There is an argument, which I am sympathetic to, that these very online younger generations are less opposed to autocracy, something we see across the age range right now unfortunately, due to a perceived lack of functioning of democratic economies. This is of course rubbish, since millennials and adult Gen Z as wealthy or more than any other generation at their age, but that’s not the perception. I would argue, however, that these kids understand, as seen by the Chinese spy meme, the bias that exists on TikTok. Just like someone who watches CCTV would understand that there is a Chinese government bias. There is another argument, which is that China bans all of our social media companies, why shouldn’t we ban theirs? I’m sympathetic to this as well, but historically we haven’t done that. We allow CCTV to exist in America, we allow RT to exist. Foreign governments and companies have a first amendment right to speak to Americans, and Americans have a first amendment right to participate positively or negatively with these channels.
More importantly, like we see with the Trump rhetoric around Greenland and Panama, when we ignore our liberal democratic principles to try to stave off autocratic governments, we end up with the worst of both worlds and pushing our allies towards China. In both cases, Trump argues that an encroaching China threatens American interests in those countries, a fact which he’s not entirely wrong on. China’s soft power and economic development has been a topic of concern for decades now. But it’s unclear how threatening to invade and seize a country’s sovereign territory is supposed to drive them back to being allies with America. The opposite is true: Beijing can promise to protect them from American bullying and protect their sovereignty, even while meddling in their internal affairs and slowly removing their sovereignty themselves through economic constraints, not TV bullying as Trump does.
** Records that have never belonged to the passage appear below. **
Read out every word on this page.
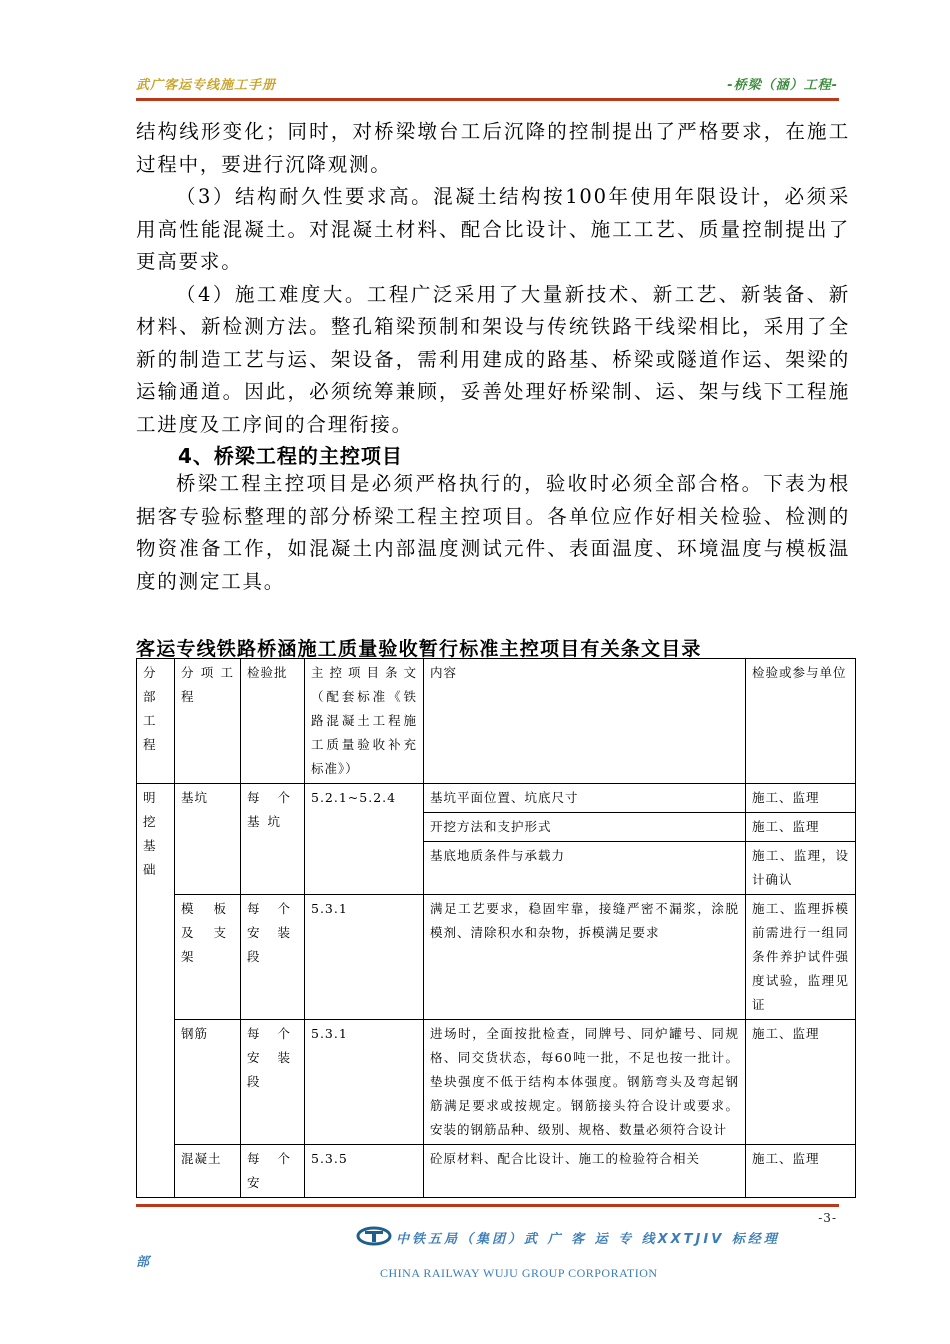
武广客运专线施工手册	-桥梁（涵）工程-

结构线形变化；同时，对桥梁墩台工后沉降的控制提出了严格要求，在施工过程中，要进行沉降观测。

（3）结构耐久性要求高。混凝土结构按100年使用年限设计，必须采用高性能混凝土。对混凝土材料、配合比设计、施工工艺、质量控制提出了更高要求。

（4）施工难度大。工程广泛采用了大量新技术、新工艺、新装备、新材料、新检测方法。整孔箱梁预制和架设与传统铁路干线梁相比，采用了全新的制造工艺与运、架设备，需利用建成的路基、桥梁或隧道作运、架梁的运输通道。因此，必须统筹兼顾，妥善处理好桥梁制、运、架与线下工程施工进度及工序间的合理衔接。

4、桥梁工程的主控项目

桥梁工程主控项目是必须严格执行的，验收时必须全部合格。下表为根据客专验标整理的部分桥梁工程主控项目。各单位应作好相关检验、检测的物资准备工作，如混凝土内部温度测试元件、表面温度、环境温度与模板温度的测定工具。

客运专线铁路桥涵施工质量验收暂行标准主控项目有关条文目录
分部工程	分项工程	检验批	主控项目条文（配套标准《铁路混凝土工程施工质量验收补充标准》）	内容	检验或参与单位
明挖基础	基坑	每个基坑	5.2.1~5.2.4	基坑平面位置、坑底尺寸	施工、监理
				开挖方法和支护形式	施工、监理
				基底地质条件与承载力	施工、监理，设计确认
	模板及支架	每个安装段	5.3.1	满足工艺要求，稳固牢靠，接缝严密不漏浆，涂脱模剂、清除积水和杂物，拆模满足要求	施工、监理拆模前需进行一组同条件养护试件强度试验，监理见证
	钢筋	每个安装段	5.3.1	进场时，全面按批检查，同牌号、同炉罐号、同规格、同交货状态，每60吨一批，不足也按一批计。垫块强度不低于结构本体强度。钢筋弯头及弯起钢筋满足要求或按规定。钢筋接头符合设计或要求。安装的钢筋品种、级别、规格、数量必须符合设计	施工、监理
	混凝土	每个安	5.3.5	砼原材料、配合比设计、施工的检验符合相关	施工、监理
-3-
中铁五局（集团）武 广 客 运 专 线XXTJIV 标经理
部
CHINA RAILWAY WUJU GROUP CORPORATION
I’ve written before that historically, rigid oppressed societies don’t last. The longest surviving governments are those that are relatively free and open. The role of the government can be to educate on TikTok’s ownership, show how it is manipulated by their owners, and to argue with China for better access for American social media. But banning something entirely, even if it’s a negotiating ploy, is far beyond what should be acceptable to Americans, and we shouldn’t be surprised when cynical people start to see less of a difference between the autocratic government in Beijing and ours when we start pulling back on those freedoms.